The Padawan knew his home would be all the sweeter when he finally returned…

*  *  *  *

His spine ached like it never had before.

His knees were raw from the carpet beneath him.

His neck was so stiff that even the slightest movement caused him pain –

He had been there, kneeling on the floor of the House's main room, for hours. Obi-Wan could feel the glare of the great family's eyes; their anger was an almost physical presence. They had questioned him endlessly, picking his answers apart and dissecting them as if the situation was more complex than it was – so much more than an achingly simple mistake.

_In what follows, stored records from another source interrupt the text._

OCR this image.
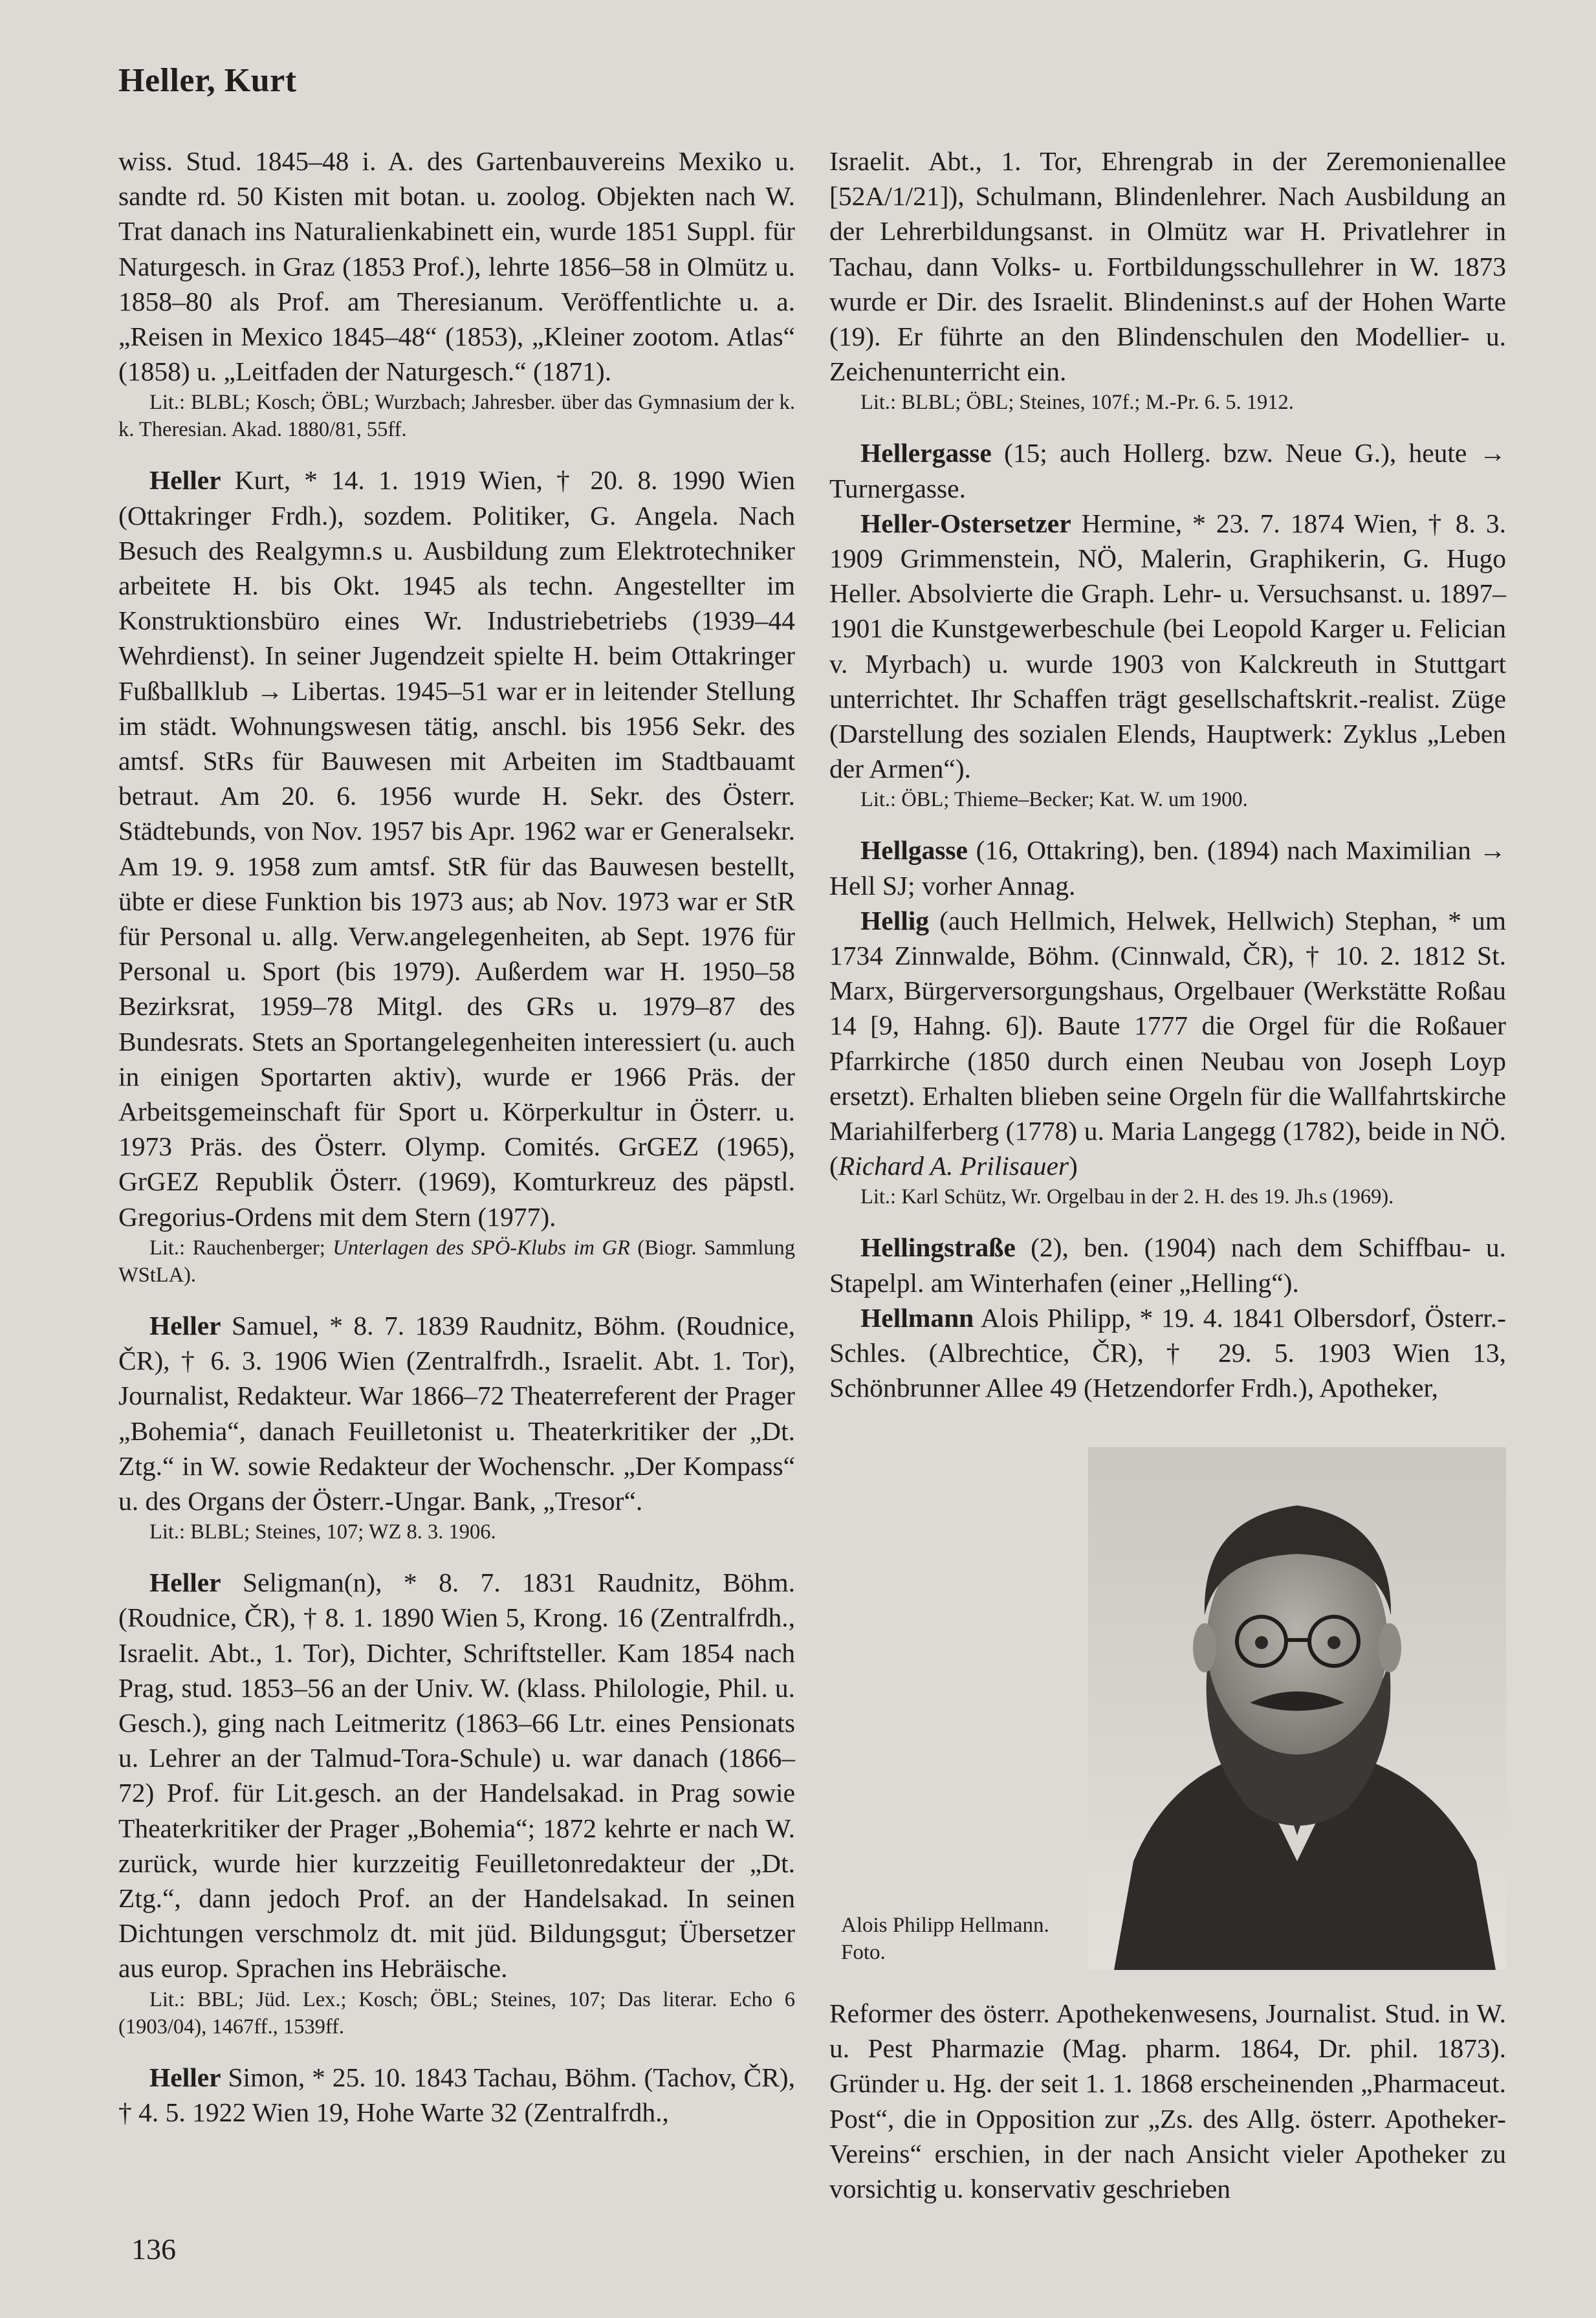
Heller, Kurt

wiss. Stud. 1845–48 i. A. des Gartenbauvereins Mexiko u. sandte rd. 50 Kisten mit botan. u. zoolog. Objekten nach W. Trat danach ins Naturalienkabinett ein, wurde 1851 Suppl. für Naturgesch. in Graz (1853 Prof.), lehrte 1856–58 in Olmütz u. 1858–80 als Prof. am Theresianum. Veröffentlichte u. a. „Reisen in Mexico 1845–48“ (1853), „Kleiner zootom. Atlas“ (1858) u. „Leitfaden der Naturgesch.“ (1871).

Lit.: BLBL; Kosch; ÖBL; Wurzbach; Jahresber. über das Gymnasium der k. k. Theresian. Akad. 1880/81, 55ff.

Heller Kurt, * 14. 1. 1919 Wien, † 20. 8. 1990 Wien (Ottakringer Frdh.), sozdem. Politiker, G. Angela. Nach Besuch des Realgymn.s u. Ausbildung zum Elektrotechniker arbeitete H. bis Okt. 1945 als techn. Angestellter im Konstruktionsbüro eines Wr. Industriebetriebs (1939–44 Wehrdienst). In seiner Jugendzeit spielte H. beim Ottakringer Fußballklub → Libertas. 1945–51 war er in leitender Stellung im städt. Wohnungswesen tätig, anschl. bis 1956 Sekr. des amtsf. StRs für Bauwesen mit Arbeiten im Stadtbauamt betraut. Am 20. 6. 1956 wurde H. Sekr. des Österr. Städtebunds, von Nov. 1957 bis Apr. 1962 war er Generalsekr. Am 19. 9. 1958 zum amtsf. StR für das Bauwesen bestellt, übte er diese Funktion bis 1973 aus; ab Nov. 1973 war er StR für Personal u. allg. Verw.angelegenheiten, ab Sept. 1976 für Personal u. Sport (bis 1979). Außerdem war H. 1950–58 Bezirksrat, 1959–78 Mitgl. des GRs u. 1979–87 des Bundesrats. Stets an Sportangelegenheiten interessiert (u. auch in einigen Sportarten aktiv), wurde er 1966 Präs. der Arbeitsgemeinschaft für Sport u. Körperkultur in Österr. u. 1973 Präs. des Österr. Olymp. Comités. GrGEZ (1965), GrGEZ Republik Österr. (1969), Komturkreuz des päpstl. Gregorius-Ordens mit dem Stern (1977).

Lit.: Rauchenberger; Unterlagen des SPÖ-Klubs im GR (Biogr. Sammlung WStLA).

Heller Samuel, * 8. 7. 1839 Raudnitz, Böhm. (Roudnice, ČR), † 6. 3. 1906 Wien (Zentralfrdh., Israelit. Abt. 1. Tor), Journalist, Redakteur. War 1866–72 Theaterreferent der Prager „Bohemia“, danach Feuilletonist u. Theaterkritiker der „Dt. Ztg.“ in W. sowie Redakteur der Wochenschr. „Der Kompass“ u. des Organs der Österr.-Ungar. Bank, „Tresor“.

Lit.: BLBL; Steines, 107; WZ 8. 3. 1906.

Heller Seligman(n), * 8. 7. 1831 Raudnitz, Böhm. (Roudnice, ČR), † 8. 1. 1890 Wien 5, Krong. 16 (Zentralfrdh., Israelit. Abt., 1. Tor), Dichter, Schriftsteller. Kam 1854 nach Prag, stud. 1853–56 an der Univ. W. (klass. Philologie, Phil. u. Gesch.), ging nach Leitmeritz (1863–66 Ltr. eines Pensionats u. Lehrer an der Talmud-Tora-Schule) u. war danach (1866–72) Prof. für Lit.gesch. an der Handelsakad. in Prag sowie Theaterkritiker der Prager „Bohemia“; 1872 kehrte er nach W. zurück, wurde hier kurzzeitig Feuilletonredakteur der „Dt. Ztg.“, dann jedoch Prof. an der Handelsakad. In seinen Dichtungen verschmolz dt. mit jüd. Bildungsgut; Übersetzer aus europ. Sprachen ins Hebräische.

Lit.: BBL; Jüd. Lex.; Kosch; ÖBL; Steines, 107; Das literar. Echo 6 (1903/04), 1467ff., 1539ff.

Heller Simon, * 25. 10. 1843 Tachau, Böhm. (Tachov, ČR), † 4. 5. 1922 Wien 19, Hohe Warte 32 (Zentralfrdh.,

Israelit. Abt., 1. Tor, Ehrengrab in der Zeremonienallee [52A/1/21]), Schulmann, Blindenlehrer. Nach Ausbildung an der Lehrerbildungsanst. in Olmütz war H. Privatlehrer in Tachau, dann Volks- u. Fortbildungsschullehrer in W. 1873 wurde er Dir. des Israelit. Blindeninst.s auf der Hohen Warte (19). Er führte an den Blindenschulen den Modellier- u. Zeichenunterricht ein.

Lit.: BLBL; ÖBL; Steines, 107f.; M.-Pr. 6. 5. 1912.

Hellergasse (15; auch Hollerg. bzw. Neue G.), heute → Turnergasse.

Heller-Ostersetzer Hermine, * 23. 7. 1874 Wien, † 8. 3. 1909 Grimmenstein, NÖ, Malerin, Graphikerin, G. Hugo Heller. Absolvierte die Graph. Lehr- u. Versuchsanst. u. 1897–1901 die Kunstgewerbeschule (bei Leopold Karger u. Felician v. Myrbach) u. wurde 1903 von Kalckreuth in Stuttgart unterrichtet. Ihr Schaffen trägt gesellschaftskrit.-realist. Züge (Darstellung des sozialen Elends, Hauptwerk: Zyklus „Leben der Armen“).

Lit.: ÖBL; Thieme–Becker; Kat. W. um 1900.

Hellgasse (16, Ottakring), ben. (1894) nach Maximilian → Hell SJ; vorher Annag.

Hellig (auch Hellmich, Helwek, Hellwich) Stephan, * um 1734 Zinnwalde, Böhm. (Cinnwald, ČR), † 10. 2. 1812 St. Marx, Bürgerversorgungshaus, Orgelbauer (Werkstätte Roßau 14 [9, Hahng. 6]). Baute 1777 die Orgel für die Roßauer Pfarrkirche (1850 durch einen Neubau von Joseph Loyp ersetzt). Erhalten blieben seine Orgeln für die Wallfahrtskirche Mariahilferberg (1778) u. Maria Langegg (1782), beide in NÖ. (Richard A. Prilisauer)

Lit.: Karl Schütz, Wr. Orgelbau in der 2. H. des 19. Jh.s (1969).

Hellingstraße (2), ben. (1904) nach dem Schiffbau- u. Stapelpl. am Winterhafen (einer „Helling“).

Hellmann Alois Philipp, * 19. 4. 1841 Olbersdorf, Österr.-Schles. (Albrechtice, ČR), † 29. 5. 1903 Wien 13, Schönbrunner Allee 49 (Hetzendorfer Frdh.), Apotheker,

Alois Philipp Hellmann. Foto.

Reformer des österr. Apothekenwesens, Journalist. Stud. in W. u. Pest Pharmazie (Mag. pharm. 1864, Dr. phil. 1873). Gründer u. Hg. der seit 1. 1. 1868 erscheinenden „Pharmaceut. Post“, die in Opposition zur „Zs. des Allg. österr. Apotheker-Vereins“ erschien, in der nach Ansicht vieler Apotheker zu vorsichtig u. konservativ geschrieben

136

Peyton Fauve had fallen from the tree. Obi-Wan had climbed up after him, hoping to keep the boy safe from just such an accident. Staying in the frame of mind that Peyton was his responsibility kept him sane enough while he waited for this nightmare to end, but it seemed he had only made things terribly worse.

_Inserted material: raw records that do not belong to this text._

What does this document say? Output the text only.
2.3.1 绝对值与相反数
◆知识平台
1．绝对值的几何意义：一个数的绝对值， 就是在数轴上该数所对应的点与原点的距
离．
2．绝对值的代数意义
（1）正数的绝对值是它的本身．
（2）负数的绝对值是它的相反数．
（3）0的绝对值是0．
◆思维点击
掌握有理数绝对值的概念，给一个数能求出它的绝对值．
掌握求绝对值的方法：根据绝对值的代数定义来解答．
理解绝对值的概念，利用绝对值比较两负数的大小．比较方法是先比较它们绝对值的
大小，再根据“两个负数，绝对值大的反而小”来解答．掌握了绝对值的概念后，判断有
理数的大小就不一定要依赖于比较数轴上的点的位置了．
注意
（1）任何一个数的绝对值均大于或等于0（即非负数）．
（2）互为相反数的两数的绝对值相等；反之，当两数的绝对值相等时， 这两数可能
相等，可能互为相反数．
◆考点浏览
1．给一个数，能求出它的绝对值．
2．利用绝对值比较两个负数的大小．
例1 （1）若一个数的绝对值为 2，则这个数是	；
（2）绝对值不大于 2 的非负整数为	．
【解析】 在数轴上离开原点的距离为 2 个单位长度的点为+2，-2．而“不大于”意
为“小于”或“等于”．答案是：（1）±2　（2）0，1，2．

With one leg hooked over a high branch and both arms hugging the trunk of the tree, he had hardly been in a position to grab Peyton when he fell sprawling through the air, tilting backward and landing hard on his neck.

Obi-Wan had cried out when he heard the resounding snap of bone, and slid down the rough bark to find that he was too late – of course. Peyton's eyes were open and the blank stare was a chilling reminder of the life lost early on in this terrible, terrible mess. His hands had hovered over the cooling body, trembling with shock, as he completely forgot everything around him.

He had failed.

Failed in his personal quest to be a Jedi in these circumstances, to go on and do what he had been conditioned and trained to do his entire life. To protect those who could not protect themselves – and Peyton had simply fallen. A victim of gravity, Obi-Wan supposed, and that was unusual since gravity had been defied for centuries. It was meaningless now – sentients could hover, fly, skim through the air as if it had solidified beneath their crafts. The boy had simply fallen but that had been enough.

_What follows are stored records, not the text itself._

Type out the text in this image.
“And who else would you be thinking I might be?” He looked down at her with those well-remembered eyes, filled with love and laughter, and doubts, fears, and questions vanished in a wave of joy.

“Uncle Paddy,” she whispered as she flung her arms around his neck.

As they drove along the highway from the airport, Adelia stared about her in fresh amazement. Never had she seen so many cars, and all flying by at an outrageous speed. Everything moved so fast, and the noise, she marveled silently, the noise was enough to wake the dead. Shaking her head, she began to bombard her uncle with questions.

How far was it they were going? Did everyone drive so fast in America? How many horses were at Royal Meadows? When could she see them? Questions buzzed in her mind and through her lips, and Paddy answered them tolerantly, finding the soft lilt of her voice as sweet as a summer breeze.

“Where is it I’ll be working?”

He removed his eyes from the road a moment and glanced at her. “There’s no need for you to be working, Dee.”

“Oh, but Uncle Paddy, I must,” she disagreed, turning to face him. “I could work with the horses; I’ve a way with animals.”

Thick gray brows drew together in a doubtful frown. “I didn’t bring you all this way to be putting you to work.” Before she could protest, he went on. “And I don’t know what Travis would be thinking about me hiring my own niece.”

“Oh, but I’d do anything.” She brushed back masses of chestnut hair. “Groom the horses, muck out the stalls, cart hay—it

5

Someone had seen and alerted the family, because Obi-Wan heard the muffled pounding of footsteps through the grass soon after, crossing the lawn, and he was bodily jerked up and pushed away while two of Peyton's brothers took his place at the fallen boy's side.

And now the questioning was finally over. Peyton's only parent, the Great Mother, regarded him silently, chewing on her ever present stick of spice. In anger, Peyton's brothers had hit Obi-Wan and he felt vaguely ashamed of his haggard appearance in the presence of their rich clothing – but then again, he was just a slave, after all. His cheek throbbed heatedly where one had backhanded him but he made no move to soothe it through touch.

"It may very well be true," the Great Mother began, her words slow and methodical, slurred by the spice stick tucked into her wrinkled cheek, "That you could not have helped our Peyton. I am partly to blame – I gave you to him – I should have had better judgment. A life has been lost due to my rash thinking." She waved off her children's soothing hands ("Oh, no, Mother…"), and said, "But I am certain that none of us – especially myself – could bear to see you in our house again, could bear to have you serve us any longer. Peyton was very dear to us all…

"A very close friend of mine, Bazil Grey, is willing to take you on for a short while. Regrettably, he is moving off-planet soon, but can use the extra help in his fields."

She paused, puckering her wrinkled mouth around the sticky sweet brown stick, and let her ancient, faded eyes slide half shut. "We are very disappointed," she said gravely, tiredly, and despite his position in their household, Obi-Wan's heart ached for their loss.